Shaping the future: Our strategy for research and innovation in humanitarian response.
DIGHR (Dahdaleh Institute for Global Health Research) and MSF have partnered to investigate and develop operational guidance for mitigating potentially adverse effects in the treatment and recovery of children with severe acute malnutrition due to chemical water quality in intensive therapeutic feeding centres.
Recent experiences in the Horn of Africa famine response have raised concerns that chemical water quality in inpatient therapeutic feeding centres (ITFCs). The water quality may be linked to medical complications in the treatment and recovery of children and infants with severe acute malnutrition (SAM) even when concentrations are within established international limits — as the physiological and metabolic function of SAM children may be compromised.
There is an urgent need to develop operational guidance on allowable chemical water quality in ITFCs as well as technical management strategies, especially in a context of advancing climate change and widespread over-exploitation of water resources.
This project will synthesize medical and engineering knowledge from multiple domains including pediatrics, nutrition, nephrology, hydrogeology, aqueous chemistry, and water treatment. The project will convene an expert panel process with leading nutrition, medical, and WASH experts globally to produce operationally relevant guidance for chemical water quality management in ITFCs during humanitarian emergencies. The guidance outputs of this project will help address an urgent operational knowledge gap on an emergent climate change-related health challenge and will help improve patient care and outcomes for the most vulnerable groups during famine and food insecurity crises.

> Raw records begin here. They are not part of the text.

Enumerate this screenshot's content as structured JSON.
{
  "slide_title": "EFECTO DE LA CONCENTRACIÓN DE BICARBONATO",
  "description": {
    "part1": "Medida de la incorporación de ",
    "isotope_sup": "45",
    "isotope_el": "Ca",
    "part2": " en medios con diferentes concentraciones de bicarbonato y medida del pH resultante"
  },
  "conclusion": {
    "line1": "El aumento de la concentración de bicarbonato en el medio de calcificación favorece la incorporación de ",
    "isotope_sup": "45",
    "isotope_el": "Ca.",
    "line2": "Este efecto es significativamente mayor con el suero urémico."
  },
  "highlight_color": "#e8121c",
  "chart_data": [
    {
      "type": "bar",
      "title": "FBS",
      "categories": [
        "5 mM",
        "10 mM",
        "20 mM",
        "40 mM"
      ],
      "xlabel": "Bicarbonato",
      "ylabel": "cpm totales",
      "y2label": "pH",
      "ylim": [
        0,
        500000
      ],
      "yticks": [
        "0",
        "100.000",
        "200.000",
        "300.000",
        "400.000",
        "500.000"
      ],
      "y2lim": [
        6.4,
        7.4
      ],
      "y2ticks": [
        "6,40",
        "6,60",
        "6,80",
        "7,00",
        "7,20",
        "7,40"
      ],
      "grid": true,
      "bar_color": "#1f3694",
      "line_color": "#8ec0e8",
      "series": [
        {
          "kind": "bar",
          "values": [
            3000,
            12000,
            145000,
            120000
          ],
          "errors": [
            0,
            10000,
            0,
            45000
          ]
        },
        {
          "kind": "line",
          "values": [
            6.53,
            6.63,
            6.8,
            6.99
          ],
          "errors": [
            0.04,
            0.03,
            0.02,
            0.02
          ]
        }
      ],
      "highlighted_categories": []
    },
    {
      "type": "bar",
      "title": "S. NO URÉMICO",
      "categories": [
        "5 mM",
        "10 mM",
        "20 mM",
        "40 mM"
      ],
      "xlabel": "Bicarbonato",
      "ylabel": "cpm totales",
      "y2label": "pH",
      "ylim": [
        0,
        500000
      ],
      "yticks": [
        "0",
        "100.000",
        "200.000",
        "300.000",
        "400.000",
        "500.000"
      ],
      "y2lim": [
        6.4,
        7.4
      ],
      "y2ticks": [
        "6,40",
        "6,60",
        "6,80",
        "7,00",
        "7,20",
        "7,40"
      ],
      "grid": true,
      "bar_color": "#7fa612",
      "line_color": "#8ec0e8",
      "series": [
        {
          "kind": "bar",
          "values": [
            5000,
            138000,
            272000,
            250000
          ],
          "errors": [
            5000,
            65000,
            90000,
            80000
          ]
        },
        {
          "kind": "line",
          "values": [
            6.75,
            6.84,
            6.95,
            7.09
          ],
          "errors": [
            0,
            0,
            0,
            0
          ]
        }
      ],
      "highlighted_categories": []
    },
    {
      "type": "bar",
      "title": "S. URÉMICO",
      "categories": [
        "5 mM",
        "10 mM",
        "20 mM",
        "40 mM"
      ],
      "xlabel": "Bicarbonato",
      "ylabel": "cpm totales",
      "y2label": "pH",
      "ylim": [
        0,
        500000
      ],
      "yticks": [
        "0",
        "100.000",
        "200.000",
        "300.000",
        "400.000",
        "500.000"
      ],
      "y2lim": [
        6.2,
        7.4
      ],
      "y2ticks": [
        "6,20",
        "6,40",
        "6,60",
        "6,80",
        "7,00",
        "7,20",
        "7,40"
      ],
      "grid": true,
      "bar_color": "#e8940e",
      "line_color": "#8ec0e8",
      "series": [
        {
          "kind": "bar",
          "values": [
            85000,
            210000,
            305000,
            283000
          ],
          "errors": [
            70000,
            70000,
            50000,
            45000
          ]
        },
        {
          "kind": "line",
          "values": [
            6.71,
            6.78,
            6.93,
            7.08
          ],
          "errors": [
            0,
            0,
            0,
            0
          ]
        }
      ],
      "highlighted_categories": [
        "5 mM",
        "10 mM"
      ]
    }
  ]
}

The project will generate two key knowledge synthesis reports (medical and engineering), including knowledge gap analysis, on the core challenge.
From this, we will develop draft operational guidance on chemical water quality in ITFCs, which will subsequently be refined and vetted by an international expert panel.
By systematically reviewing the literature and engaging world-leading experts, we will identify priorities for further research and development on this emergent climate change-related health challenge.